Wikkeling-Scott points to Dr. W.E.B. DuBois’s 1899 study “The Philadelphia Negro,” calling it a sophisticated “needs assessment” of the status of health in the black community and notes “Now, more than a century later, the most sophisticated state of the art medical solutions cannot provide us with answers to the dilemma. The same disparities brought to our attention then are still profound today.”

Racial disparities in health care are clearly multi-faceted, the issues surrounding race-based therapies complex. However there is widespread agreement that the key to improving the health indicators in minority communities lies in leveling the field in health care access and delivery.

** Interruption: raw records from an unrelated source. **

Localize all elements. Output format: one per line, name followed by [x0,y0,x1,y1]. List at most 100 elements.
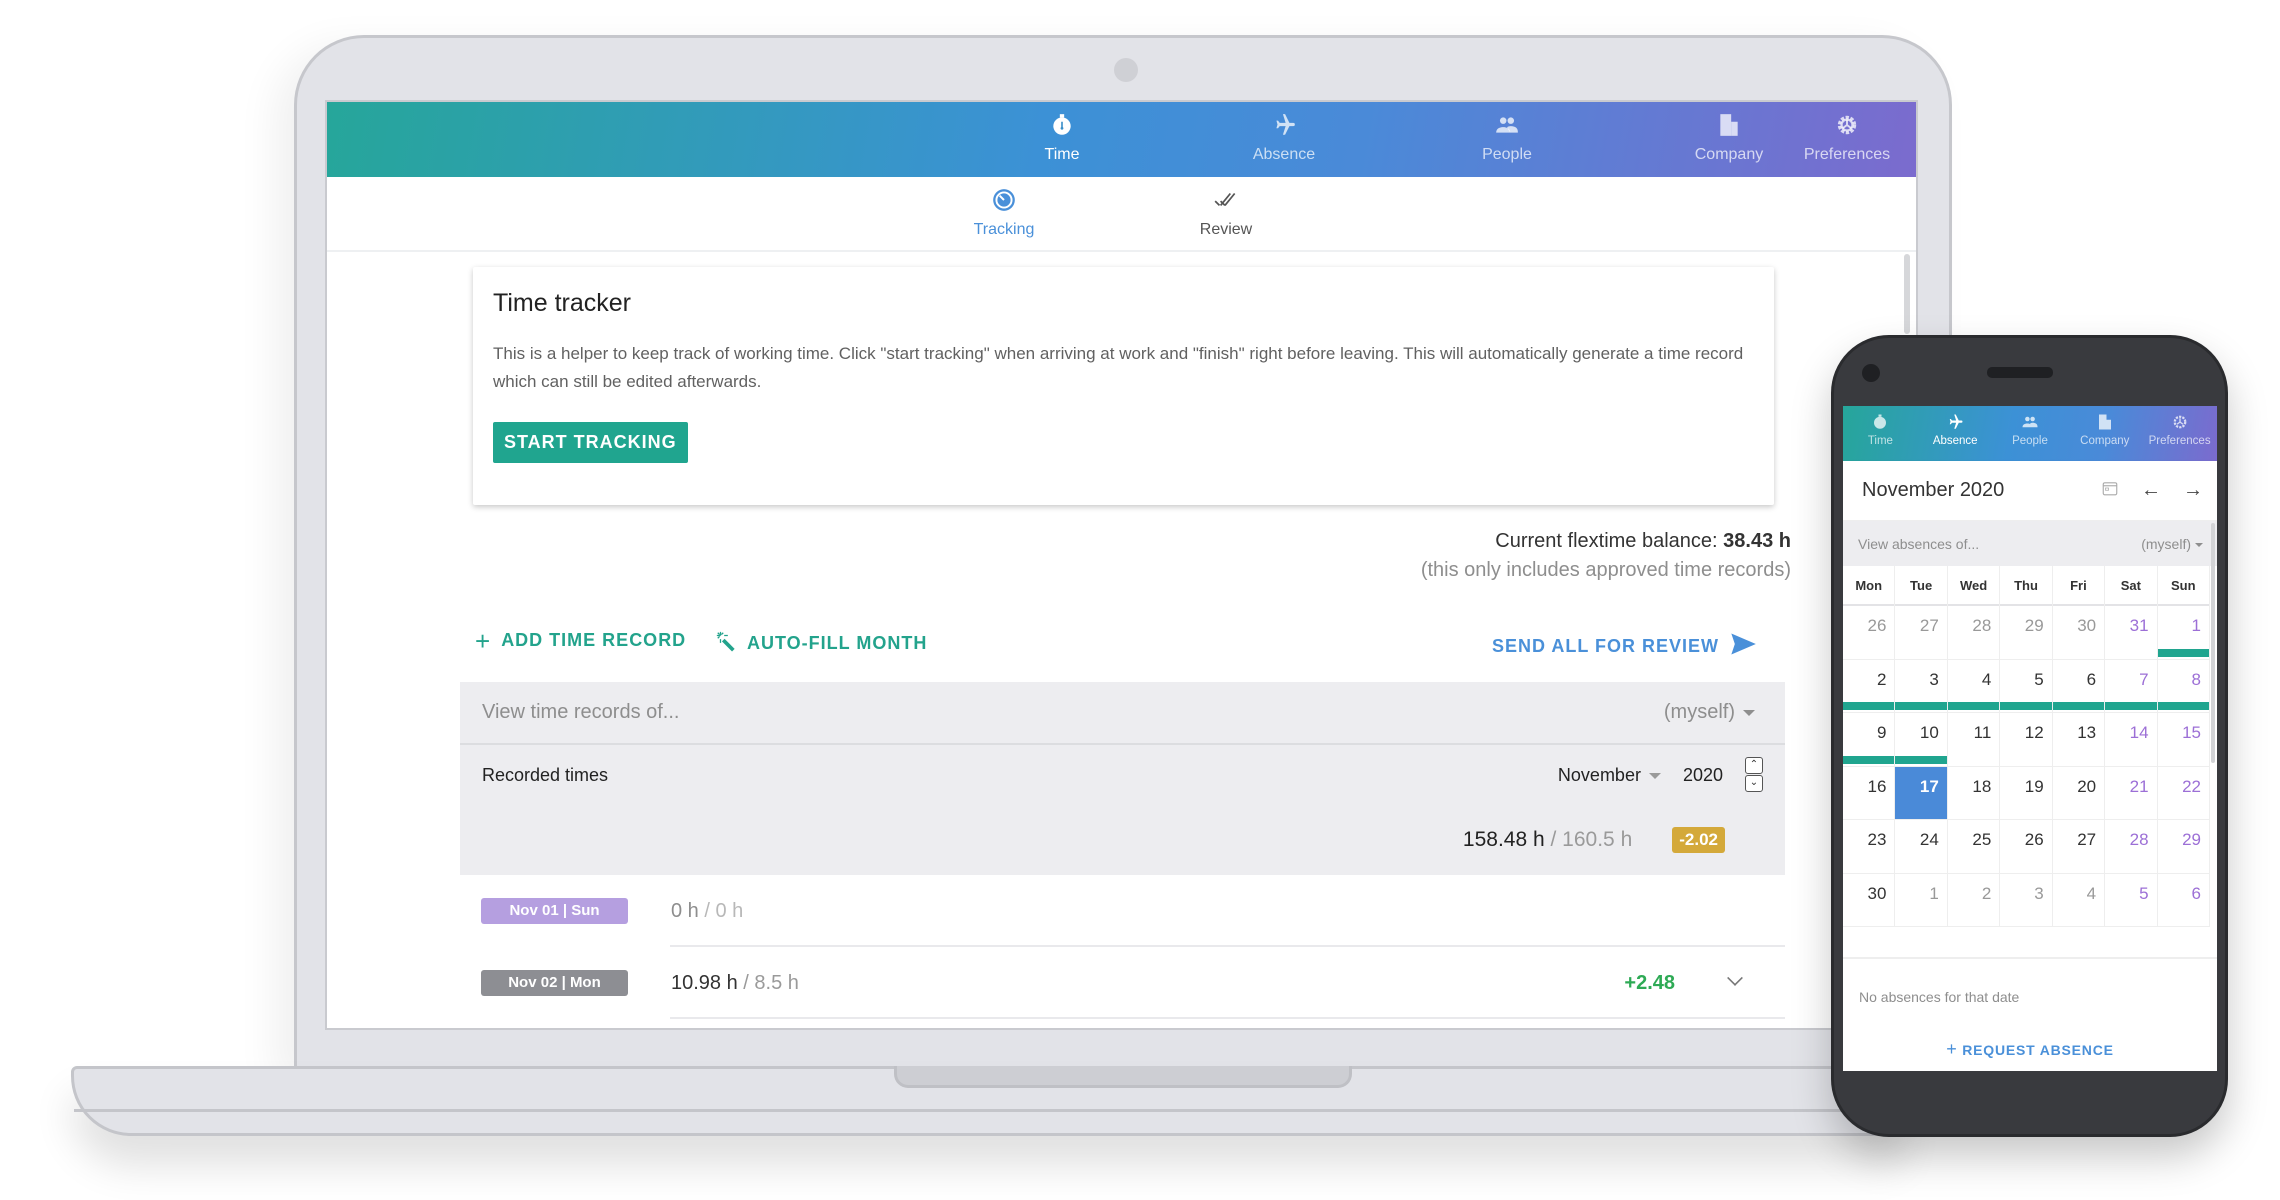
calendar-day[interactable]: 27 [1895,606,1948,660]
auto-fill-month-button[interactable]: AUTO-FILL MONTH [715,630,927,657]
chevron-down-icon[interactable] [1727,970,1743,986]
absence-bar[interactable] [1895,702,1947,710]
absence-bar[interactable] [2157,648,2209,657]
phone-nav-people[interactable]: People [1993,406,2068,461]
day-row[interactable]: Nov 02 | Mon 10.98 h / 8.5 h +2.48 [460,947,1785,1019]
calendar-day[interactable]: 28 [1947,606,2001,660]
absence-bar[interactable] [1843,702,1895,710]
calendar-day[interactable]: 19 [2000,766,2053,820]
calendar-day[interactable]: 27 [2052,820,2106,874]
day-number: 4 [2086,883,2097,903]
nav-item-preferences[interactable]: Preferences [1722,112,1916,164]
calendar-day[interactable]: 6 [2157,873,2210,927]
calendar-icon[interactable] [2101,479,2119,503]
calendar-day[interactable]: 26 [2000,820,2053,874]
phone-nav-absence[interactable]: Absence [1918,406,1993,461]
view-records-of-select[interactable]: View time records of... (myself) [460,682,1785,745]
calendar-day[interactable]: 7 [2105,659,2158,713]
day-number: 11 [1973,723,1992,742]
start-tracking-button[interactable]: START TRACKING [493,422,688,463]
calendar-day[interactable]: 30 [2052,606,2106,660]
absence-bar[interactable] [2000,702,2052,710]
absence-bar[interactable] [1843,755,1895,764]
calendar-day[interactable]: 20 [2052,766,2106,820]
calendar-day[interactable]: 12 [2000,713,2053,767]
absence-bar[interactable] [2105,702,2157,710]
calendar-day[interactable]: 2 [1843,659,1896,713]
increment-icon[interactable]: ⌃ [1745,757,1763,774]
add-time-record-button[interactable]: + ADD TIME RECORD [475,628,686,654]
decrement-icon[interactable]: ⌄ [1745,775,1763,792]
request-absence-button[interactable]: + REQUEST ABSENCE [1843,1039,2217,1060]
absence-bar[interactable] [1947,702,2000,710]
calendar-day[interactable]: 1 [1895,873,1948,927]
phone-nav-company[interactable]: Company [2067,406,2142,461]
calendar-day[interactable]: 23 [1843,820,1896,874]
nav-label: People [2012,435,2048,447]
nav-item-time[interactable]: Time [992,112,1132,164]
calendar: Mon Tue Wed Thu Fri Sat Sun 26 27 28 29 30 31 1 2 3 4 5 6… [1843,566,2210,927]
calendar-day[interactable]: 5 [2000,659,2053,713]
calendar-day[interactable]: 9 [1843,713,1896,767]
calendar-day[interactable]: 8 [2157,659,2210,713]
tab-review[interactable]: Review [1156,187,1296,239]
send-all-for-review-button[interactable]: SEND ALL FOR REVIEW [1492,630,1757,663]
day-number: 2 [1876,669,1887,689]
calendar-day[interactable]: 14 [2105,713,2158,767]
year-stepper[interactable]: ⌃ ⌄ [1745,757,1763,793]
nav-item-people[interactable]: People [1437,112,1577,164]
absence-bar[interactable] [2157,702,2209,710]
calendar-day[interactable]: 29 [2000,606,2053,660]
calendar-day[interactable]: 30 [1843,873,1896,927]
day-number: 26 [2024,830,2044,849]
calendar-day[interactable]: 2 [1947,873,2001,927]
balance-note: (this only includes approved time record… [1420,559,1791,581]
calendar-day[interactable]: 31 [2105,606,2158,660]
day-number: 5 [2139,883,2149,903]
day-number: 27 [1919,616,1939,635]
arrow-left-icon[interactable]: ← [2141,479,2161,502]
day-number: 12 [2024,723,2044,742]
tab-label: Review [1199,221,1253,238]
calendar-day[interactable]: 24 [1895,820,1948,874]
calendar-day[interactable]: 26 [1843,606,1896,660]
calendar-day[interactable]: 15 [2157,713,2210,767]
phone-scrollbar[interactable] [2211,523,2215,763]
calendar-day[interactable]: 16 [1843,766,1896,820]
arrow-right-icon[interactable]: → [2183,479,2203,502]
calendar-day[interactable]: 18 [1947,766,2001,820]
calendar-day-today[interactable]: 17 [1895,766,1948,820]
phone-speaker [1987,367,2053,378]
calendar-day[interactable]: 21 [2105,766,2158,820]
day-actual: 0 h [671,899,699,922]
month-select[interactable]: November [1558,765,1661,786]
view-absences-of-select[interactable]: View absences of... (myself) [1843,521,2217,566]
calendar-day[interactable]: 28 [2105,820,2158,874]
tab-tracking[interactable]: Tracking [934,187,1074,239]
calendar-day[interactable]: 22 [2157,766,2210,820]
absence-bar[interactable] [2052,702,2105,710]
calendar-day[interactable]: 3 [2000,873,2053,927]
nav-item-absence[interactable]: Absence [1214,112,1354,164]
calendar-day[interactable]: 4 [2052,873,2106,927]
calendar-day[interactable]: 25 [1947,820,2001,874]
calendar-day[interactable]: 11 [1947,713,2001,767]
day-number: 30 [1867,883,1887,903]
scrollbar[interactable] [1904,254,1910,334]
phone-nav-time[interactable]: Time [1843,406,1918,461]
calendar-day[interactable]: 5 [2105,873,2158,927]
nav-label: Company [2080,435,2130,447]
calendar-day[interactable]: 10 [1895,713,1948,767]
year-input[interactable]: 2020 [1683,765,1723,786]
calendar-day[interactable]: 13 [2052,713,2106,767]
phone-nav-preferences[interactable]: Preferences [2142,406,2217,461]
calendar-day[interactable]: 6 [2052,659,2106,713]
calendar-day[interactable]: 1 [2157,606,2210,660]
calendar-day[interactable]: 3 [1895,659,1948,713]
calendar-day[interactable]: 4 [1947,659,2001,713]
calendar-day[interactable]: 29 [2157,820,2210,874]
absence-bar[interactable] [1895,755,1947,764]
request-absence-label: REQUEST ABSENCE [1962,1042,2114,1058]
nav-label: Preferences [2148,435,2211,447]
day-row[interactable]: Nov 01 | Sun 0 h / 0 h [460,875,1785,947]
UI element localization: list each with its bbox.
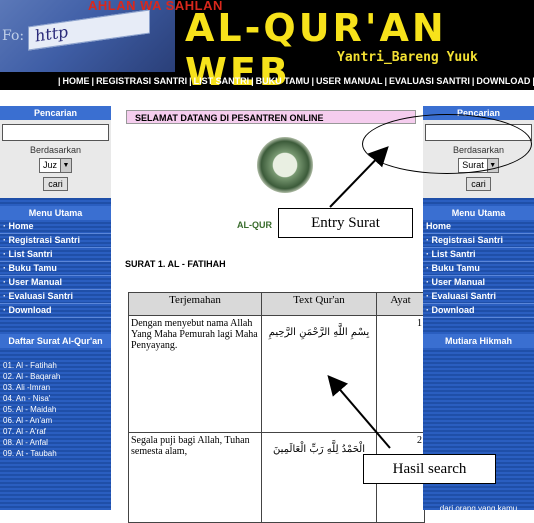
annotation-arrows — [327, 146, 391, 449]
result-arrow — [327, 374, 391, 449]
entry-arrow — [329, 146, 389, 208]
result-callout: Hasil search — [363, 454, 496, 484]
entry-callout: Entry Surat — [278, 208, 413, 238]
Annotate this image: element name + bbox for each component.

When we return to communities to take care of our people, not for the money but for the simple fact that everyone deserves care, this will bring us one step forward to eliminating health disparities in minority communities, says Wikkeling-Scott. “Without access, we have nothing.”

That is also an assumption behind the effort in Congress to move toward a universal system. Pointing to legislation introduced by Representative Conyers (D-Mi), Joel Segal, a spokesman for the Congressman says, “The only way to eliminate economic and racial disparities is to through universal healthcare. Right now it is the way to get rid of a system that it inherently separate and unequal. We must end the situation of a large number of people uninsured.” Conyers’ bill, he says, “would essentially mean Medicare for all.”

Deborah Burger, RN, president of the California Nurses Association, says, “Some of the problem of racial health disparities is the differences in economic status but when you think it about it there is surely also a connection with where people live – how much pollution there is and how much access to healthcare facilities. In the end it all has to come down to the need for universal access to one standard of care. The big questions are: Can you afford adequate healthcare? Does you job provide for insurance and, if so, what kind?

You cannot eliminate the disparities until you address the inequities in the current system. We in CNA see this as another important reasoning for pressing ahead toward a universal healthcare system.”